Une règle de vie = une
règle conçue pour diriger ma vie toute entière, me permettre
d’atteindre le but que j’ai choisi de donner à ma vie.
Une bonne règle de
vie = Deux façon de comprendre « bonne » : soit bonne
signifie efficace ; soit bonne signifie conforme au « Bien »,
à ce dont la raison reconnaît la valeur morale, c’est à dire soit au
bonheur, soit à la vertu : une conduite est vertueuse si elle est raisonnable ;
elle est raisonnable si elle est modérée et si elle n’est pas
contraire aux valeurs universelles de la raison, l’honnêteté, la justice,
la bienveillance envers autrui, le respect des droits universels
fondamentaux, en particulier la liberté de penser, la liberté de
conscience, la liberté d’expression ; le droit de propriété, la conscience
que je suis une personne douée de raison, et pas une bête qui cède à ses
pulsions, qu’autrui est une personne et non une chose et que je ne
peux donc pas lui imposer ma volonté mais prendre en considération sa
volonté ; être raisonnable signifie refuser
tout recours à la violence.
® La question demande si la volonté d’accomplir tous mes désirs est une ligne de conduite en accord avec tous les critères d’une bonne règle de vie.
Problématisation
· D’un côté, comme on le développerait
dans une première partie, vouloir accomplir tous nos désirs :
1)
est une règle qui découle du
désir de plaisir commun à tous les hommes, donc naturel.
2)
si je me donne pour règle de
réaliser tous mes désirs, c’est que j’accepte la discipline qu’implique la notion de
règle ; vouloir accomplir tous mes désirs, en ce sens, exclut de vouloir mener une vie
déréglée ;
3)
se donner pour règle d’accomplir
tous ses désirs implique de faire appel à l’intelligence et au raisonnement pour
réussir à avancer de désir en désir ; cela exclut de vouloir soulager des pulsions, assouvir
des fantasmes, les désirs obsédants devenus des besoins dont on est dépendant
et qui poussent à faire n’importe quoi plutôt qu’à agir de manière
ordonnée ; il ne serait donc pas contraire à la raison de vouloir
accomplir tous mes désirs.
4)
D’autre part, la volonté
d’accomplir un désir décuple le sens de l’effort, le dépassement de soi, la persévérance qui est
une vertu : je peux trouver la force de vaincre mes faiblesses pour
accomplir un désir, comme par exemple conquérir l’amour de l’autre...la
règle de vouloir accomplir tous mes désirs n’est donc par forcément contraire
aux règles morales.
· D’un autre côté, comme on
le développerait dans une seconde partie,
1)
est-ce une bonne règle de vie de
poursuivre un désir dont l’accomplissement est incertain et dangereux ? C’est une règle contraires à celles qui assurent un bonheur durable et
tranquille.
2)
Est-ce une bonne règle de vie de
vouloir accomplir un désir qui ne dépend pas entièrement de moi, c’est à dire
de ma volonté ? L’accomplissement des désirs qui ne dépendent pas de moi
est voué à l’échec.
3)
M’obstiner à accomplir des désirs
qui ne dépendent pas de moi revient à négliger ma faculté de choisir quels
désirs je veux et je peux réaliser.
4)
D’autre part, Est-ce une bonne règle de
vie de vouloir accomplir tous mes désirs si pour y parvenir, je ne recule devant aucun moyen
: La recherche de l’efficacité ne risque-t-elle pas d’être contraire à la recherche du bien ?

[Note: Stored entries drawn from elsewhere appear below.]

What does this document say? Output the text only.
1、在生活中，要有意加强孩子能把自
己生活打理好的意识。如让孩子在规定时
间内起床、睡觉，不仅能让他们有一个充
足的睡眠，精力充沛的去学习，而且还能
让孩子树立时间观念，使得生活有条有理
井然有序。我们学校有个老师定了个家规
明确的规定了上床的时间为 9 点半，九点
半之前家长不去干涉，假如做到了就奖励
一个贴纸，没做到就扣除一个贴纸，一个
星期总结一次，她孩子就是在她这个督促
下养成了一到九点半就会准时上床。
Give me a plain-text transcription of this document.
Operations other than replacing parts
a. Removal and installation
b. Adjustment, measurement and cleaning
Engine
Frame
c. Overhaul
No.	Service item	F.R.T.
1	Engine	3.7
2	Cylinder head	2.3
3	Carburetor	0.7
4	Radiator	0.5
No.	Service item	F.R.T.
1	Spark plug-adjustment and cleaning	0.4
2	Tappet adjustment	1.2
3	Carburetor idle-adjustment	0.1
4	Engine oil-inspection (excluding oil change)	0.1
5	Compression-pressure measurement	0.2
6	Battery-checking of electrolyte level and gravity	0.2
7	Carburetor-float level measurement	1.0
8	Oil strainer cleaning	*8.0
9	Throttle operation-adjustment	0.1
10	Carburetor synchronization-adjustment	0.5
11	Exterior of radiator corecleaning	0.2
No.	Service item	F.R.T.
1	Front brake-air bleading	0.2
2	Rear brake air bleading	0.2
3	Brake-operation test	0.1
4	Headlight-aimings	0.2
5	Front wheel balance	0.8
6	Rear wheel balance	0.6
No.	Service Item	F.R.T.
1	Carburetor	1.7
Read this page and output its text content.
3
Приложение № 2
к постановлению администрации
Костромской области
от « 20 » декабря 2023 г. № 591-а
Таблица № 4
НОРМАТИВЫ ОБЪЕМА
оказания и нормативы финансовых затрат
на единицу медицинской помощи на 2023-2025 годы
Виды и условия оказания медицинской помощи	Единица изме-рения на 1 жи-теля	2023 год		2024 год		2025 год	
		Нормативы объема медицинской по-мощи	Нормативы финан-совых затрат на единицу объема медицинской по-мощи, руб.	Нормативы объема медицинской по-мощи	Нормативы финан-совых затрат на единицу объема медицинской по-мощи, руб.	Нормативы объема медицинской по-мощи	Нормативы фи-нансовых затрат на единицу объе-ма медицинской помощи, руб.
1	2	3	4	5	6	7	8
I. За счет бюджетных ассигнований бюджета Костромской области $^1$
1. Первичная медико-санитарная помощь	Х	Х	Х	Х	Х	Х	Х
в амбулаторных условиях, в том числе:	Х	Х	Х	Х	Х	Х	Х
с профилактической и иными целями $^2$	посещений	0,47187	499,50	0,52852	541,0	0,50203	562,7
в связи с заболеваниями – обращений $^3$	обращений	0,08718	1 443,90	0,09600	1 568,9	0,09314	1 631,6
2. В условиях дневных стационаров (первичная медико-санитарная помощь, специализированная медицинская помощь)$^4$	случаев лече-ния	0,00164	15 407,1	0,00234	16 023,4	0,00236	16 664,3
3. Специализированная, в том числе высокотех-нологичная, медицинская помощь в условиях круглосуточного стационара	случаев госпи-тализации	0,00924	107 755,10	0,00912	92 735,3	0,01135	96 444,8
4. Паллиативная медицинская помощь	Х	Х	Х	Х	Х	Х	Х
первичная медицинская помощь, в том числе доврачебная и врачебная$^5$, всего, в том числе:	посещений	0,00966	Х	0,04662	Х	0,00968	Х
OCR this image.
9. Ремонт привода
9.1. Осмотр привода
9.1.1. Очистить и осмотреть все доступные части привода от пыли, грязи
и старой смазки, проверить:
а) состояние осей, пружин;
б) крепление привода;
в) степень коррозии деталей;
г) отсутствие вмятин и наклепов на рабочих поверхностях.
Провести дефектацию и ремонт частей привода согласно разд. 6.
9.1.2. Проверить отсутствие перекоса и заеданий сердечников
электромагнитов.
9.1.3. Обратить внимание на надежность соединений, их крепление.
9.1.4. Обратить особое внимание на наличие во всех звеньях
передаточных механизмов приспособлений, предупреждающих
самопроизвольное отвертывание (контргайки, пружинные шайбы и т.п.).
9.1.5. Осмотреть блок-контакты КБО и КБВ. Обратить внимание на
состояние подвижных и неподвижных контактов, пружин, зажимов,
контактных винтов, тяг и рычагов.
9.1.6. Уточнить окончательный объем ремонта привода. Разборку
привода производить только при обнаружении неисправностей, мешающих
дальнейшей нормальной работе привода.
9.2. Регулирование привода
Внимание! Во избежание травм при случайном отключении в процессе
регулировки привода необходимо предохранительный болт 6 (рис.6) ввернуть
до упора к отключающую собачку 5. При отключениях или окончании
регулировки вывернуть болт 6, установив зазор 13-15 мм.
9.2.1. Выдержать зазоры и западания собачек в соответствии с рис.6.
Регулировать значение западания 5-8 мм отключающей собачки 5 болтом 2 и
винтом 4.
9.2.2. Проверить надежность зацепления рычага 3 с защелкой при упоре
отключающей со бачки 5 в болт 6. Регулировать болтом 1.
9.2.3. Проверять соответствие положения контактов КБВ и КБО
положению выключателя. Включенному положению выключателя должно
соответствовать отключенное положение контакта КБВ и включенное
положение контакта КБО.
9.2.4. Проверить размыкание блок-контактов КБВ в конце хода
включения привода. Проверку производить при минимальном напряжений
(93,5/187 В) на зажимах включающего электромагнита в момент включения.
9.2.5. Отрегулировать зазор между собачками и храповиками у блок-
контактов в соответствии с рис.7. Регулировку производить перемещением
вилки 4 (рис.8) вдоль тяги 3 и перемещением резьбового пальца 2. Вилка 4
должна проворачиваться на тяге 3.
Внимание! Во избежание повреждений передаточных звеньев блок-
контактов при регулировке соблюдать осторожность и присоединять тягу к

Exemple : le désir de conquérir le pouvoir, le désir de richesse qui ne reculeraient devant
aucun moyen d’écarter les rivaux, ni devant la flatterie, ni devant la corruption...
® Problème : Il apparaît que vouloir
accomplir tous nos désirs est bien une règle de vie ; mais ce n’est pas
nécessairement une « bonne » règle de vie car elle peut être
contraire soit à la recherche du bonheur, soit à celle de la vertu. Le problème ne réside-t-il pas dans la
volonté d’accomplir « tous » nos désirs ?
Solution
proposée
Vouloir
accomplir tous nos désirs : Une bonne règle de vie si cela ne veut pas dire accomplir n’importe
quel désir mais consiste à bien choisir les désirs qui sont dignes
d’être accomplis pour être heureux tout en se conduisant bien…
Citation de Descartes à
l’appui : « l’erreur qu’on a coutume de commettre (en ce qui concerne
l’accomplissement des désirs ) n'est jamais qu'on
désire trop, c'est seulement qu'on désire trop peu ; et le souverain remède
contre cela est (…) de tâcher de
connaître bien clairement et de considérer avec attention la bonté de ce qui est à désirer ».